Aux États-Unis, la pandémie COVID-19 a éclairé les inégalités systémiques de longue date en matière de santé qui exposent les communautés vulnérables à un risque accru. Mais ces disparités s'étendent bien au-delà des États-Unis et de différentes manières: lorsque la pandémie a frappé, le travail de Kamariza sur la tuberculose s'est arrêté. Frontières fermées. Les projets pilotes se sont arrêtés. Les patients atteints de tuberculose ont été contraints de se mettre en quarantaine avec leur famille, ce qui pourrait propager la maladie au nom d'en empêcher une autre. Les efforts de diagnostic se sont concentrés presque exclusivement sur le suivi du COVID-19.

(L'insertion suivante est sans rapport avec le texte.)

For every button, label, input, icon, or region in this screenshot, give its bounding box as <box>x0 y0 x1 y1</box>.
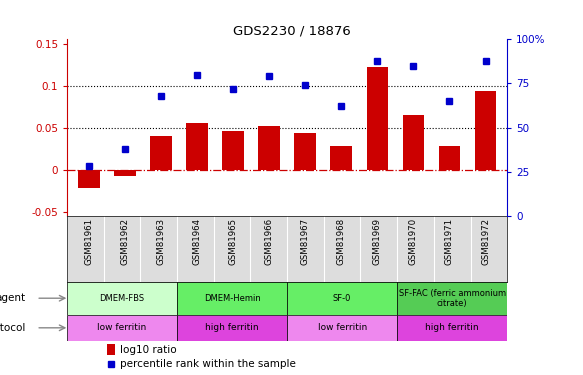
Bar <box>403 115 424 170</box>
Bar <box>177 315 287 341</box>
Text: GSM81970: GSM81970 <box>409 218 418 266</box>
Text: SF-FAC (ferric ammonium
citrate): SF-FAC (ferric ammonium citrate) <box>399 288 505 308</box>
Bar <box>107 344 115 355</box>
Bar <box>114 170 136 176</box>
Text: GSM81965: GSM81965 <box>229 218 237 266</box>
Bar <box>438 146 461 170</box>
Bar <box>397 315 507 341</box>
Bar <box>331 146 352 170</box>
Text: agent: agent <box>0 293 25 303</box>
Text: growth protocol: growth protocol <box>0 323 25 333</box>
Text: GSM81961: GSM81961 <box>84 218 93 266</box>
Bar <box>177 282 287 315</box>
Text: GSM81962: GSM81962 <box>120 218 129 266</box>
Bar <box>78 170 100 188</box>
Bar <box>397 282 507 315</box>
Bar <box>258 126 280 170</box>
Bar <box>294 133 316 170</box>
Text: high ferritin: high ferritin <box>205 323 259 332</box>
Text: GSM81969: GSM81969 <box>373 218 382 266</box>
Text: DMEM-Hemin: DMEM-Hemin <box>203 294 261 303</box>
Bar <box>222 131 244 170</box>
Text: high ferritin: high ferritin <box>426 323 479 332</box>
Text: log10 ratio: log10 ratio <box>120 345 177 354</box>
Text: SF-0: SF-0 <box>333 294 352 303</box>
Bar <box>186 123 208 170</box>
Bar <box>287 282 397 315</box>
Bar <box>367 67 388 170</box>
Text: GSM81963: GSM81963 <box>156 218 166 266</box>
Bar <box>67 282 177 315</box>
Text: GSM81972: GSM81972 <box>481 218 490 266</box>
Bar <box>475 91 496 170</box>
Text: low ferritin: low ferritin <box>318 323 367 332</box>
Text: DMEM-FBS: DMEM-FBS <box>100 294 145 303</box>
Text: GDS2230 / 18876: GDS2230 / 18876 <box>233 24 350 38</box>
Bar <box>150 136 171 170</box>
Text: GSM81966: GSM81966 <box>265 218 273 266</box>
Text: GSM81964: GSM81964 <box>192 218 202 266</box>
Text: percentile rank within the sample: percentile rank within the sample <box>120 359 296 369</box>
Bar <box>67 315 177 341</box>
Text: GSM81968: GSM81968 <box>337 218 346 266</box>
Text: GSM81971: GSM81971 <box>445 218 454 266</box>
Bar <box>287 315 397 341</box>
Text: GSM81967: GSM81967 <box>301 218 310 266</box>
Text: low ferritin: low ferritin <box>97 323 147 332</box>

«De nombreuses personnes travaillant dans le domaine de la tuberculose ont été recâblées pour faire du travail sur le COVID», a déclaré Kamariza. «Les patients tuberculeux sont laissés pour compte.»

 

Aux États-Unis, la plupart des gens ne voient pas la tuberculose comme une menace, surtout maintenant. «Les gens parlent de diabète et de toutes ces autres maladies métaboliques complexes. Les gens parlent rarement de maladies infectieuses », a déclaré Kamariza. «Alors que les endroits sur lesquels je suis attentif, c'est la réalité de tous les jours.» Même pendant la pandémie, OliLux continue de se concentrer sur la tuberculose, dans l'espoir de faire des tests dans des endroits comme l'Indonésie, Singapour et l'Afrique du Sud.

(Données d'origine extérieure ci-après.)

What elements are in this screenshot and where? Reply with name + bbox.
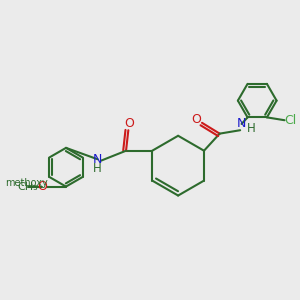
Text: O: O: [124, 118, 134, 130]
Text: Cl: Cl: [285, 114, 297, 127]
Text: H: H: [247, 122, 255, 135]
Text: O: O: [38, 180, 47, 193]
Text: methoxy: methoxy: [5, 178, 47, 188]
Text: CH₃: CH₃: [17, 182, 38, 192]
Text: N: N: [93, 153, 102, 166]
Text: H: H: [93, 162, 102, 175]
Text: O: O: [191, 113, 201, 127]
Text: N: N: [237, 118, 246, 130]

En plus de tout le reste, Kamariza essaie de suivre le rythme des médias sociaux, d'être «visible», a-t-elle dit, et de s'assurer que les jeunes scientifiques, qui se penchent sur des images de planètes ou quoi que ce soit d'autre capturent leur imagination, voient qu'elle a réalisé le fantastique, et ils peuvent aussi. «Cela ne concerne plus moi», dit-elle. «Il s'agit vraiment de l'histoire et de l'héritage de ce que nous faisons en tant qu'êtres humains.»